Kegiatan penanaman bibit bambu di Wae Wetu, Desa Terong, ini merupakan kerja sama antara Komisi Pengembangan Sosial Ekonomi Keuskupan Ruteng dan Yayasan AYO Indonesia yang didukung oleh Yayasan KEHATI.
“Selain pengembangan pangan lokal, pemberdayaan konservasi mata air menjadi salah satu kegiatan bersama masyarakat dalam bingkai program Pelestarian dan Pemanfaatan Sumber Daya Hayati Lokal," ujar Puji Sumedi, Manajer Program Ekosistem Pertanian Yayasan KEHATI.
Baca Juga: Vitalnya Bambu Indonesia di Masa Dulu, Kini Andalan untuk Masa Depan
Melestarikan sumber daya air untuk anak cucu
Di wilayah Nusa Tenggara Timur yang kering, air menjadi persoalan serius. Setidaknya ada enam mata air di wilayah Terong yang debit airnya mulai berkurang. Salah satunya mata air di Wae Wetu, yang menjadi sumber air utama.
“Mata air ini menghidupi enam kampung atau lebih dari 700 kepala keluarga di wilayah desa dan sekitarnya,” tutur Theodirikus Atong, Kepala Desa Terong.
Sebelum penanaman bibit bambu, tokoh adat atau tua gendang memberikan penghormatan kepada leluhur agar merestui dan turut menjaga tanaman.
Menanam bambu menjadi pilihan dalam mengatisipasi kondisi bumi yang makin tak nyaman akibat perubahan iklim. Apalagi, dampaknya sudah terasa.
“Ketersediaan air semakin menipis. Harapannya, dengan meningkatnya vegetasi bambu, debit air di Wae Wetu meningkat,” tambah Atong.
Gerakan konservasi mata air akan terus dilakukan di wilayah Paroki Narang. Sebelumnya, penanaman serupa dilakukan bersama siswa sekolah di mata air Wae Ketang, yang menghidupi sekitar 1.000 jiwa.
Selanjutnya, penanaman akan dilakukan di mata air Wai Waning. Lalu penanaman dilanjutkan ke Wae Cober sumber air bagi 300 jiwa dan mengairi sawah seluas 25 hektare.
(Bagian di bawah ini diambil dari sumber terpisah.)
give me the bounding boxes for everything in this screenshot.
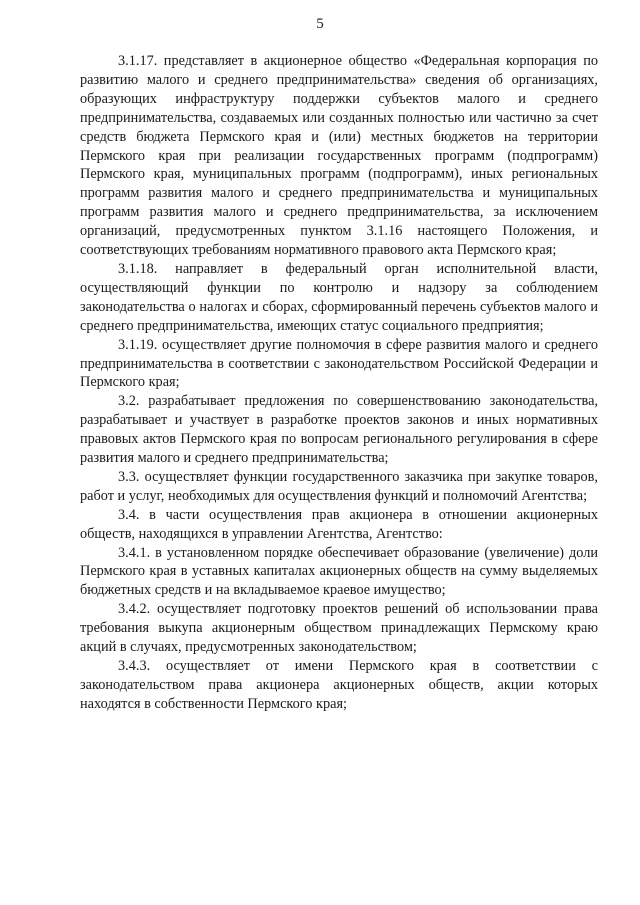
paragraph-3-1-19: 3.1.19. осуществляет другие полномочия в сфере развития малого и среднего предпринимательства в соответствии с законодательством Российской Федерации и Пермского края; [80, 336, 598, 391]
paragraph-3-4-1: 3.4.1. в установленном порядке обеспечивает образование (увеличение) доли Пермского края в уставных капиталах акционерных обществ на сумму выделяемых бюджетных средств и на вкладываемое краевое имущество; [80, 544, 598, 599]
paragraph-3-1-18: 3.1.18. направляет в федеральный орган исполнительной власти, осуществляющий функции по контролю и надзору за соблюдением законодательства о налогах и сборах, сформированный перечень субъектов малого и среднего предпринимательства, имеющих статус социального предприятия; [80, 260, 598, 334]
page-number: 5 [316, 16, 324, 32]
paragraph-3-4: 3.4. в части осуществления прав акционера в отношении акционерных обществ, находящихся в управлении Агентства, Агентство: [80, 506, 598, 542]
document-body [80, 52, 598, 714]
paragraph-3-4-2: 3.4.2. осуществляет подготовку проектов решений об использовании права требования выкупа акционерным обществом принадлежащих Пермскому краю акций в случаях, предусмотренных законодательством; [80, 601, 598, 656]
paragraph-3-4-3: 3.4.3. осуществляет от имени Пермского края в соответствии с законодательством права акционера акционерных обществ, акции которых находятся в собственности Пермского края; [80, 658, 598, 712]
paragraph-3-1-17: 3.1.17. представляет в акционерное общество «Федеральная корпорация по развитию малого и среднего предпринимательства» сведения об организациях, образующих инфраструктуру поддержки субъектов малого и среднего предпринимательства, создаваемых или созданных полностью или частично за счет средств бюджета Пермского края и (или) местных бюджетов на территории Пермского края при реализации государственных программ (подпрограмм) Пермского края, муниципальных программ (подпрограмм), иных региональных программ развития малого и среднего предпринимательства и муниципальных программ развития малого и среднего предпринимательства, за исключением организаций, предусмотренных пунктом 3.1.16 настоящего Положения, и соответствующих требованиям нормативного правового акта Пермского края; [80, 53, 598, 259]
paragraph-3-2: 3.2. разрабатывает предложения по совершенствованию законодательства, разрабатывает и участвует в разработке проектов законов и иных нормативных правовых актов Пермского края по вопросам регионального регулирования в сфере развития малого и среднего предпринимательства; [80, 393, 598, 467]
paragraph-3-3: 3.3. осуществляет функции государственного заказчика при закупке товаров, работ и услуг, необходимых для осуществления функций и полномочий Агентства; [80, 468, 598, 504]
Pastor Paroki Narang, RD Stephanus Sawu, mengatakan bahwa manusia wajib melestarikan mata air sebagai wujud pemberian dari Tuhan dan merawatnya sebagai saudara.
Dia menegaskan di hari penanaman yang bertepatan dengan Hari Kasih Sayang itu, "Perlu tindakan nyata untuk semua orang, bahkan untuk anak cucu dan alam semesta. Konservasi mata air Wae Wetu menjadi tanda kasih sayang yang abadi."